Division of General Internal Medicine and Geriatrics, Oregon Health and Science University, Portland, OR, USA.
Central City Concern, Portland, OR, USA.
Addiction. 2019 Dec;114(12):2122-2136. doi: 10.1111/add.14755. Epub 2019 Sep 12.
Addiction to methamphetamine/amphetamine (MA/A) is a major public health problem. Currently there are no pharmacotherapies for MA/A use disorder that have been approved for use by the US Food and Drug Administration or the European Medicines Agency. We reviewed the effectiveness of pharmacotherapy for MA/A use disorder to assess the quality, publication bias and overall strength of the evidence.
Systematic review and meta-analysis. We searched multiple data sources (MEDLINE, PsycINFO and Cochrane Library) to April 2019 for systematic reviews (SRs) and randomized controlled trials (RCTs). Included studies recruited adults who had MA/A use disorder; sample sizes ranged from 19 to 229 participants. Outcomes of interest were abstinence, defined as 3 or more consecutive weeks with negative urine drug screens (UDS); overall use, analyzed as the proportion of MA/A negative UDS specimens; and treatment retention. One SR of pharmacotherapies for MA/A use disorder and 17 additional RCTs met our inclusion criteria encompassing 17 different drugs (antidepressants, antipsychotics, psychostimulants, anticonvulsants and opioid antagonists). We combined the findings of trials with comparable interventions and outcome measures in random-effects meta-analyses. We assessed quality, publication bias and the strength of evidence for each outcome using standardized criteria.

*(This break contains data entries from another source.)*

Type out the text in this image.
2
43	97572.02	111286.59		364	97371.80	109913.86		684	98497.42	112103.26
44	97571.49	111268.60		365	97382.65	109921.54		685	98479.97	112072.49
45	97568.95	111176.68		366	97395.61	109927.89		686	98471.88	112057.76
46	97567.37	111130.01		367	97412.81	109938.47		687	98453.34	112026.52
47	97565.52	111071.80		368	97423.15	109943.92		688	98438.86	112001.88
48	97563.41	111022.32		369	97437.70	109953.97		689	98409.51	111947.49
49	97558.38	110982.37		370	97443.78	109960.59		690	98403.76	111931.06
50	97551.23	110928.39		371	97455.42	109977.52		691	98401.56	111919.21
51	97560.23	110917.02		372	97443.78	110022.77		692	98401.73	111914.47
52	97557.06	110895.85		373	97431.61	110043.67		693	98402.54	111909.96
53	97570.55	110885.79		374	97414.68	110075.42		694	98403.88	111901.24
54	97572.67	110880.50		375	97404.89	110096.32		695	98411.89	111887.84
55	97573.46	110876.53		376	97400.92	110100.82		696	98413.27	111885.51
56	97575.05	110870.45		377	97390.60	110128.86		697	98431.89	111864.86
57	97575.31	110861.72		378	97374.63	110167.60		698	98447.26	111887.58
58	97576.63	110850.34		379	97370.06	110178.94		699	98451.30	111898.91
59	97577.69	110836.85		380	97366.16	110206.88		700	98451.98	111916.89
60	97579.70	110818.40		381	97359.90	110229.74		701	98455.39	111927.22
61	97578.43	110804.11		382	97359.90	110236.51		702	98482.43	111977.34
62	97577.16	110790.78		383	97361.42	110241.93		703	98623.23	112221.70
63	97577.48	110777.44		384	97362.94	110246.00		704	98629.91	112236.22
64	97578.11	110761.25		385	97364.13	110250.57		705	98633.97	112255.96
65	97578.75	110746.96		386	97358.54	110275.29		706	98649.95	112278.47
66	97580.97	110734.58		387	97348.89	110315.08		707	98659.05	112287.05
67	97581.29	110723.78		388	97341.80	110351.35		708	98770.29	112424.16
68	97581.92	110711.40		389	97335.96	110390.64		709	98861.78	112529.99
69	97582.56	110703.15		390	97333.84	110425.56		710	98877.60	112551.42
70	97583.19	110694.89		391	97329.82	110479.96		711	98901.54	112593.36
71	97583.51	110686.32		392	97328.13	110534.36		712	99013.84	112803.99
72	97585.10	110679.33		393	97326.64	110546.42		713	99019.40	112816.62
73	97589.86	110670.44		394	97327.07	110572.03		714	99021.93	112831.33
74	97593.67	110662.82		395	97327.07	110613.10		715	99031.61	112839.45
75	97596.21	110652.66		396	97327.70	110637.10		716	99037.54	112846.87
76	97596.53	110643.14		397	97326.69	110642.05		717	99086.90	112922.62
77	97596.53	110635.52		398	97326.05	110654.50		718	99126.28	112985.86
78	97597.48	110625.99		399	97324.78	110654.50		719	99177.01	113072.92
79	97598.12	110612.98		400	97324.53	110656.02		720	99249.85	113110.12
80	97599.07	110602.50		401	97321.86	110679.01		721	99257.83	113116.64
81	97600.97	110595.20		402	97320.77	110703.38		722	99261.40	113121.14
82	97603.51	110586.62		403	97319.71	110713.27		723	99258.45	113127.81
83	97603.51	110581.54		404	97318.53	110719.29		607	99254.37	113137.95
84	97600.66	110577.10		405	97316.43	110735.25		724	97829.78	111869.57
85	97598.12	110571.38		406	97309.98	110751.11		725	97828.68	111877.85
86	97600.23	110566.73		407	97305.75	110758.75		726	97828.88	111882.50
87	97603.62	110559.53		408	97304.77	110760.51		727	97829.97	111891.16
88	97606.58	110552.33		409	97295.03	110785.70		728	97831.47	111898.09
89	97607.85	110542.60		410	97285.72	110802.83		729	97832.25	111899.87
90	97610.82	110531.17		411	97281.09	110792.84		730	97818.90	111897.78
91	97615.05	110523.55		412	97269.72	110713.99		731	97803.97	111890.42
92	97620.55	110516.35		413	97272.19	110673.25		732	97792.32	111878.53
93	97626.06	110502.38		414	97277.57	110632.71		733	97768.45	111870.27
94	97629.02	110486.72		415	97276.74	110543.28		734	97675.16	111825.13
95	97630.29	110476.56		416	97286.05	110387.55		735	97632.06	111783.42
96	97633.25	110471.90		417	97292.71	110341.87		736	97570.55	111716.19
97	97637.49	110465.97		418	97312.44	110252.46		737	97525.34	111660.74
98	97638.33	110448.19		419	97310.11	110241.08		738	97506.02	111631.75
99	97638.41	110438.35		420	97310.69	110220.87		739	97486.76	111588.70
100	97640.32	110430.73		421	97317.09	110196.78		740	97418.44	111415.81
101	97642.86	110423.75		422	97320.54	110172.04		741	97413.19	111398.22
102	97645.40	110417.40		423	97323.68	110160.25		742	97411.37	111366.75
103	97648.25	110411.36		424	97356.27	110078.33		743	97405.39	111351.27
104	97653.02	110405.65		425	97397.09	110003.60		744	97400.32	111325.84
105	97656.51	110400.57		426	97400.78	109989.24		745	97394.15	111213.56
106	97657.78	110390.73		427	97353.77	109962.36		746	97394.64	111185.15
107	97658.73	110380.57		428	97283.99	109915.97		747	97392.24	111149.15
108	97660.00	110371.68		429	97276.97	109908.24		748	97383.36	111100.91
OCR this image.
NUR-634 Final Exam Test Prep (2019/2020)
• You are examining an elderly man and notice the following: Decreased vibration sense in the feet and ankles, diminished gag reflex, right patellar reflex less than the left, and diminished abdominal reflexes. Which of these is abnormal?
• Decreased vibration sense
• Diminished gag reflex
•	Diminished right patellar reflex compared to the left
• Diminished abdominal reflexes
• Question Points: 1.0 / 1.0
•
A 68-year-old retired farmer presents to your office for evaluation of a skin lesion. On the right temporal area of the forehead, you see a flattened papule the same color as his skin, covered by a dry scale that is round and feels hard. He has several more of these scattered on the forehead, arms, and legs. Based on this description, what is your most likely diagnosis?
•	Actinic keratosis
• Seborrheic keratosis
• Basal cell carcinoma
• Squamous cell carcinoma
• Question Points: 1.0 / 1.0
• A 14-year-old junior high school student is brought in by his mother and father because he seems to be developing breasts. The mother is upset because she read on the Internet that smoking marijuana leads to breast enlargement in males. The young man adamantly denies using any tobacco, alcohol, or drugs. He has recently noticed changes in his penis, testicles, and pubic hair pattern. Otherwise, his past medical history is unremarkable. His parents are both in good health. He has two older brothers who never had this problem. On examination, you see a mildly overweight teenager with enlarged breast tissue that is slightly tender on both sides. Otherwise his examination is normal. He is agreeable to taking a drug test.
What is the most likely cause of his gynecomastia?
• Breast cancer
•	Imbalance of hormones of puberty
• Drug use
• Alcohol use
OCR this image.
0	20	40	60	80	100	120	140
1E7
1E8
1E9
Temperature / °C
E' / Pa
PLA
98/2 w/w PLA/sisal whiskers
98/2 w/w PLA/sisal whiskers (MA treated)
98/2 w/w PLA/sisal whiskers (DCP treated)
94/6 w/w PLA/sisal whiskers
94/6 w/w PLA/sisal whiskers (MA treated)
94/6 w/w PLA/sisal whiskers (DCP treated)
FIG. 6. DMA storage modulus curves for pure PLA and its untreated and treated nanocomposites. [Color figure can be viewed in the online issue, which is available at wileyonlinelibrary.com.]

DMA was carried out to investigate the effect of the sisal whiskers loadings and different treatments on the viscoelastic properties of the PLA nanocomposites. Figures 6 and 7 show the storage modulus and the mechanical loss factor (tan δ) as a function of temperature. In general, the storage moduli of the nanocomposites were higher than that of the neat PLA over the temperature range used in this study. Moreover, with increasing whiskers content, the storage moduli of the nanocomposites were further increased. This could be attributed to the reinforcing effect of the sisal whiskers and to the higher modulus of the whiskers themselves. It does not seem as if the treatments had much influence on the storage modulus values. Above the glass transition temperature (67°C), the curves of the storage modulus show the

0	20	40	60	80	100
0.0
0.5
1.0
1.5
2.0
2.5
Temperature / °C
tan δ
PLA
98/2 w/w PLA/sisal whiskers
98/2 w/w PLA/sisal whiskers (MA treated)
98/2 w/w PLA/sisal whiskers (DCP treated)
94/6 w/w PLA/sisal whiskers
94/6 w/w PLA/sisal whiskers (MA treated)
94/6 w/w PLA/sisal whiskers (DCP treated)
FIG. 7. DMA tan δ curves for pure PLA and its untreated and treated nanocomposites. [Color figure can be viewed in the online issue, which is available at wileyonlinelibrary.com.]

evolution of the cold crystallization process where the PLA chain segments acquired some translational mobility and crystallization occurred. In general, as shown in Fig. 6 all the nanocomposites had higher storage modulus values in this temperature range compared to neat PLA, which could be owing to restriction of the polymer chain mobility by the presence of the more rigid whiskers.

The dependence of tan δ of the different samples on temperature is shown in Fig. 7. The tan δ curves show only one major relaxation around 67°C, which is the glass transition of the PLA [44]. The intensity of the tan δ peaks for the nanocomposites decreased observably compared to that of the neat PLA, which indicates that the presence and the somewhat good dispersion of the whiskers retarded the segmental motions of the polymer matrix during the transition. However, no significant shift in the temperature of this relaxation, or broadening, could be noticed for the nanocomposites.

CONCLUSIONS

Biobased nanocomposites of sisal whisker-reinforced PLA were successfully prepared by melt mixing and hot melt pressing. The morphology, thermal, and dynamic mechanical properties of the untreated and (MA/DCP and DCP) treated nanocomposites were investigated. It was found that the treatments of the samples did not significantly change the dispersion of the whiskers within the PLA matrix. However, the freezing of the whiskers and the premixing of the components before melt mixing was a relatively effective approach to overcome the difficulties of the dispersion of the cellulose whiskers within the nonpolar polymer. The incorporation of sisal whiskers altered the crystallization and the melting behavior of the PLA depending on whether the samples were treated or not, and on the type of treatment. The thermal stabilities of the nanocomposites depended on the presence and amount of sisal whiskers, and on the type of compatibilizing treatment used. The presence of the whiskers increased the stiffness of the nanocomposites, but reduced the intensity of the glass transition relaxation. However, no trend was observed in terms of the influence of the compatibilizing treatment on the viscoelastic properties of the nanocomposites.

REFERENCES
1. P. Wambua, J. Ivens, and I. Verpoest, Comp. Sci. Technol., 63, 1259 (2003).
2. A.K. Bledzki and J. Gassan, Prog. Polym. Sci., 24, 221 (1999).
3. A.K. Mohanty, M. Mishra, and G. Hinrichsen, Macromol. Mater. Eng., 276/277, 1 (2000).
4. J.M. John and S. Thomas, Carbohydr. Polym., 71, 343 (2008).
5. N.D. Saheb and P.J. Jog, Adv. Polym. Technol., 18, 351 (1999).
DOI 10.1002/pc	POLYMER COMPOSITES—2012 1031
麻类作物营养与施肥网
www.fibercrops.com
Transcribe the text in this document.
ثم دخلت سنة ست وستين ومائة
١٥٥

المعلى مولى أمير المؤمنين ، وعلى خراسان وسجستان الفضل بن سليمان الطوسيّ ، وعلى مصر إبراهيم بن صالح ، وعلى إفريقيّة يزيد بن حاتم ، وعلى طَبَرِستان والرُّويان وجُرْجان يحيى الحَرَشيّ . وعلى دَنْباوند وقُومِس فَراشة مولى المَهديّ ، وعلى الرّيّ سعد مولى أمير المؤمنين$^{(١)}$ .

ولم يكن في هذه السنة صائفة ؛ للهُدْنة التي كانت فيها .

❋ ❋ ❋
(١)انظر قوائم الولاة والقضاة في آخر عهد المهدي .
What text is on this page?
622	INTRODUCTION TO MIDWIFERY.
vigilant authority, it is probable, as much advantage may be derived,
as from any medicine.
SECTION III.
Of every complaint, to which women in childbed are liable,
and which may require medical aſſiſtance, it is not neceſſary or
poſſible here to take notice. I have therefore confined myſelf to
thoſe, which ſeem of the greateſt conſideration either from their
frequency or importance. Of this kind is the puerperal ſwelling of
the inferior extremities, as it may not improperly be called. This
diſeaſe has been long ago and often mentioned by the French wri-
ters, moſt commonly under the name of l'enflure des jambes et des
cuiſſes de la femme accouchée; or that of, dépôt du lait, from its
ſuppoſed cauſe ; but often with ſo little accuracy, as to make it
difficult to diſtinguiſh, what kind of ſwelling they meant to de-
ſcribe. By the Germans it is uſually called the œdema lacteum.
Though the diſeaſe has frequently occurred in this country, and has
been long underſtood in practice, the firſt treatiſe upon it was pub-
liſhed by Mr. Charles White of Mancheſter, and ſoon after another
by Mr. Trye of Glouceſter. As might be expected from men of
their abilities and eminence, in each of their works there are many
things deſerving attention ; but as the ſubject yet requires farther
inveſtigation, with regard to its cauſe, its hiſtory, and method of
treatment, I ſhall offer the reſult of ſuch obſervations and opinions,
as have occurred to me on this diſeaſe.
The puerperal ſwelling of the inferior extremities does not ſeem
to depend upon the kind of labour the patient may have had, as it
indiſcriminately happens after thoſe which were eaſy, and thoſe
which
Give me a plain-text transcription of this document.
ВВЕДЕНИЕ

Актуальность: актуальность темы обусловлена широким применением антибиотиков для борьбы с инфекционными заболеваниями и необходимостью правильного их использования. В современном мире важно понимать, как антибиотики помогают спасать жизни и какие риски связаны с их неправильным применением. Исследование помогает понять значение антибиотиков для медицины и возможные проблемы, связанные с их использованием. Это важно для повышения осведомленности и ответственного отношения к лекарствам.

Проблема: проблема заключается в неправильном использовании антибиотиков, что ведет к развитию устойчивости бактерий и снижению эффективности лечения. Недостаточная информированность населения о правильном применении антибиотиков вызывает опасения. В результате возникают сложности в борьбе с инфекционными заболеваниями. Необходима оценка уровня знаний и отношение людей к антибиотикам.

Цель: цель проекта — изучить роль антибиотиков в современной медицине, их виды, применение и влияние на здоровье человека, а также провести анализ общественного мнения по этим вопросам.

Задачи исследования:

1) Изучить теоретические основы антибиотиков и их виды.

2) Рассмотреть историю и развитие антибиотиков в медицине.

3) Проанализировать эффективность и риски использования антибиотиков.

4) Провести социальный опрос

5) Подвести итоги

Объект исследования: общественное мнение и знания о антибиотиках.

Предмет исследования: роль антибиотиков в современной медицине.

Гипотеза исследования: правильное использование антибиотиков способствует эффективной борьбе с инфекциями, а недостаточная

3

There was low-strength evidence from two RCTs that methylphenidate may reduce MA/A use: 6.5 versus 2.8% MA/A-negative UDS in one study (n = 34, P = 0.008) and 23 versus 16% in another study (n = 54, P = 0.047). Antidepressants as a class had no statistically significant effect on abstinence or retention on the basis of moderate strength evidence. Studies of anticonvulsants, antipsychotics (aripiprazole), opioid antagonists (naltrexone), varenicline and atomoxetine provided either low-strength or insufficient evidence of no effect on the outcomes of interest. Many of the studies had high or unclear risk of bias.
On the basis of low- to moderate-strength evidence, most medications evaluated for methamphetamine/amphetamine use disorder have not shown a statistically significant benefit. However, there is low-strength evidence that methylphenidate may reduce use.
甲基苯丙胺/苯丙胺(MA/A)成瘾是一个主要的公共卫生问题。目前,美国食品和药物管理局或欧洲药品管理局尚未批准任何用于治疗 MA/A 使用障碍的药物疗法。我们综述了 MA/A 使用障碍的药物治疗效果,以评估证据的质量、发表偏倚和总体强度。
系统综述和荟萃分析。我们检索了多个数据库(MEDLINE、PsycINFO 和 Cochrane Library),以获取截至 2019 年 4 月关于系统评价(SRs)和随机对照试验(RCTs)的信息。纳入的研究招募了患有 MA/A 使用障碍的成年人;样本量从 19 到 229 人不等。我们感兴趣的结局包括:连续 3 周或以上尿液毒品检测(UDS)呈阴性的戒断率;UDS 标本呈 MA/A 阴性的整体使用率;以及治疗保留率。一项关于 MA/A 使用障碍药物治疗的系统综述和另外 17 项 RCT 符合我们的纳入标准,涵盖了 17 种不同的药物(抗抑郁药、抗精神病药、精神兴奋剂、抗惊厥药和阿片类拮抗剂)。我们在随机效应荟萃分析中结合了具有可比性干预措施和结局测量的试验结果。我们使用标准化标准评估每个结局的质量、发表偏倚和证据强度。
有两项 RCT 提供了低强度证据,表明哌甲酯可能减少 MA/A 的使用:一项研究中 6.5%与 2.8%的 MA/A 阴性 UDS(n=34,P=0.008),另一项研究中 23%与 16%(n=54,P=0.047)。基于中等强度证据,抗抑郁药作为一类药物对戒断或保留没有统计学上的显著影响。抗惊厥药、抗精神病药(阿立哌唑)、阿片类拮抗剂(纳曲酮)、伐伦克林和托莫西汀的研究提供了对感兴趣结局无影响的低强度或证据不足的结果。许多研究的偏倚风险较高或不明确。
基于低到中等强度的证据,评估用于治疗甲基苯丙胺/苯丙胺使用障碍的大多数药物都没有显示出统计学上的显著益处。然而,有低强度的证据表明哌甲酯可能减少使用。